La sicurezza nel mondo della pesca subisce un altro slittamento. “Grazie al dl 57 il settore non troverà la giusta collocazione all’interno del Testo unico – dichiara Giovanni Mininni, della segreteria nazionale Flai Cgil –. Una norma che per il resto dei lavoratori italiani ha avuto effetto dal lontano 15 maggio 2008, ma per i lavoratori della pesca non trova applicazione. Di anno in anno, di proroga in proroga, a quattro anni di distanza, il settore della pesca italiana non ha ancora un decreto specifico, necessario per armonizzare le norme esistenti ai dettami del Testo unico, così come previsto dallo stesso decreto”.
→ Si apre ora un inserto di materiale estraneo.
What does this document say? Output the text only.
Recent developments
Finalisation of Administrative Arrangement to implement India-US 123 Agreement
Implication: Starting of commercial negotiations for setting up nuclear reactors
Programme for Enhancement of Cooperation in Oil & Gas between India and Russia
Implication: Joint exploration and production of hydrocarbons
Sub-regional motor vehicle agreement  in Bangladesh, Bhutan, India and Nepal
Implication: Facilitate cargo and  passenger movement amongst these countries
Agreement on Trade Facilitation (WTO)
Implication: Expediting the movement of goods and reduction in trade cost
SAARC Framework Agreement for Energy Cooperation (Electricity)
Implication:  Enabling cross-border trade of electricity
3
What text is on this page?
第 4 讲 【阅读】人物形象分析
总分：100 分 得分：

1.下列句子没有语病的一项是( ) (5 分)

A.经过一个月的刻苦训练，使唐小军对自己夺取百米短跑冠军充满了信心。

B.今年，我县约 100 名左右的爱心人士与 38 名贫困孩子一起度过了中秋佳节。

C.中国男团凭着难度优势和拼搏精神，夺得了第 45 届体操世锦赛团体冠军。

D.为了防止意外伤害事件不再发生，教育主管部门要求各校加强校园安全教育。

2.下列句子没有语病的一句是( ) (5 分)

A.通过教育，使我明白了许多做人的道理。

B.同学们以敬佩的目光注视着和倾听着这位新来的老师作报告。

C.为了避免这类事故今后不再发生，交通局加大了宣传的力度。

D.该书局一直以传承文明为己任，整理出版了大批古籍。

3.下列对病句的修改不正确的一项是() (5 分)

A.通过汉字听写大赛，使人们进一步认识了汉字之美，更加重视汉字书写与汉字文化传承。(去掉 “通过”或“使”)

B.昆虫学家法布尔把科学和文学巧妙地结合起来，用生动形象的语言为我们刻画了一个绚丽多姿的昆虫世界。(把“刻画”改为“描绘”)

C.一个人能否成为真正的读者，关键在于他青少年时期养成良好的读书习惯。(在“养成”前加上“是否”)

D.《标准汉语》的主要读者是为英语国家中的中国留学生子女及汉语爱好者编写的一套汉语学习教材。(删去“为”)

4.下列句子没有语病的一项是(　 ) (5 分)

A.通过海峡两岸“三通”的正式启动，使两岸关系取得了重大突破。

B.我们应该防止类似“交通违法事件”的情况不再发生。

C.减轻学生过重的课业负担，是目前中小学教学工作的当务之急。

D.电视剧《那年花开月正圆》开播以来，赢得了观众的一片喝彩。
Nel frattempo, i pescatori continuano a lavorare in condizioni di sicurezza non più adeguate a un settore che evolve. E a poco servono i continui sforzi che il sindacato compie nel sollecitare i lavoratori e le imprese a modificare i comportamenti quotidiani e ad aderire a una cultura della sicurezza, se dopo quattro anni non si è ancora definita una legge che dia loro le giuste indicazioni. “Esprimiamo tutta la nostra indignazione e rabbia – prosegue Mininni – per quanto previsto dal decreto legge 12 maggio 2012 n. 57. Questo è un settore dove gli infortuni sono frequenti e spesso gravi, tanto da competere, in rapporto agli addetti, con il triste primato degli infortuni mortali dell’edilizia”.
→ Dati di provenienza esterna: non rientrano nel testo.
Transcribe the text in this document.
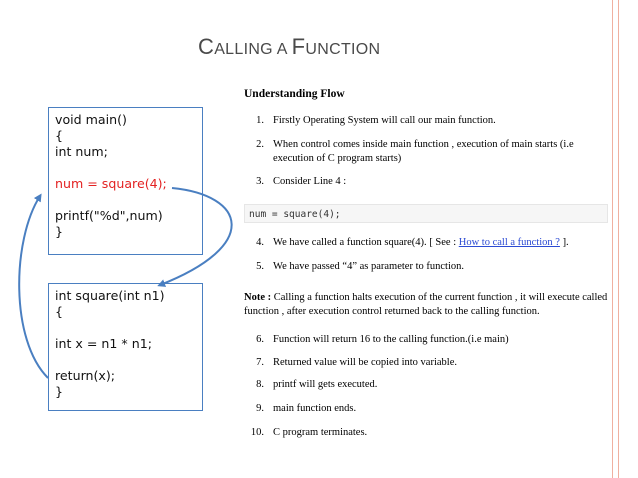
CALLING A FUNCTION
void main()
{
int num;
num = square(4);
printf("%d",num)
}
int square(int n1)
{
int x = n1 * n1;
return(x);
}
Understanding Flow
1. Firstly Operating System will call our main function.
2. When control comes inside main function , execution of main starts (i.e execution of C program starts)
3. Consider Line 4 :
num = square(4);
4. We have called a function square(4). [ See : How to call a function ? ].
5. We have passed “4” as parameter to function.
Note : Calling a function halts execution of the current function , it will execute called function , after execution control returned back to the calling function.
6. Function will return 16 to the calling function.(i.e main)
7. Returned value will be copied into variable.
8. printf will gets executed.
9. main function ends.
10. C program terminates.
Un’altra prova della marginalità di cui soffre la pesca italiana, commentano in casa sindacale. “Nella pesca – afferma ancora Mininni –, considerato un settore produttivo a tutti gli effetti, i lavoratori non beneficiano di un sistema di tutele sociali al pari dei lavoratori degli altri settori”. Ora la beffa del dl 57. “Chiediamo – conclude il segretario Flai – che a breve venga riconvocato il tavolo di confronto con le organizzazioni sindacali fermo ormai da anni senza alcun motivo. Solo con la ripresa del confronto e con l’assunzione di responsabilità da parte dei ministeri competenti si può giungere a una rapida e positiva conclusione”.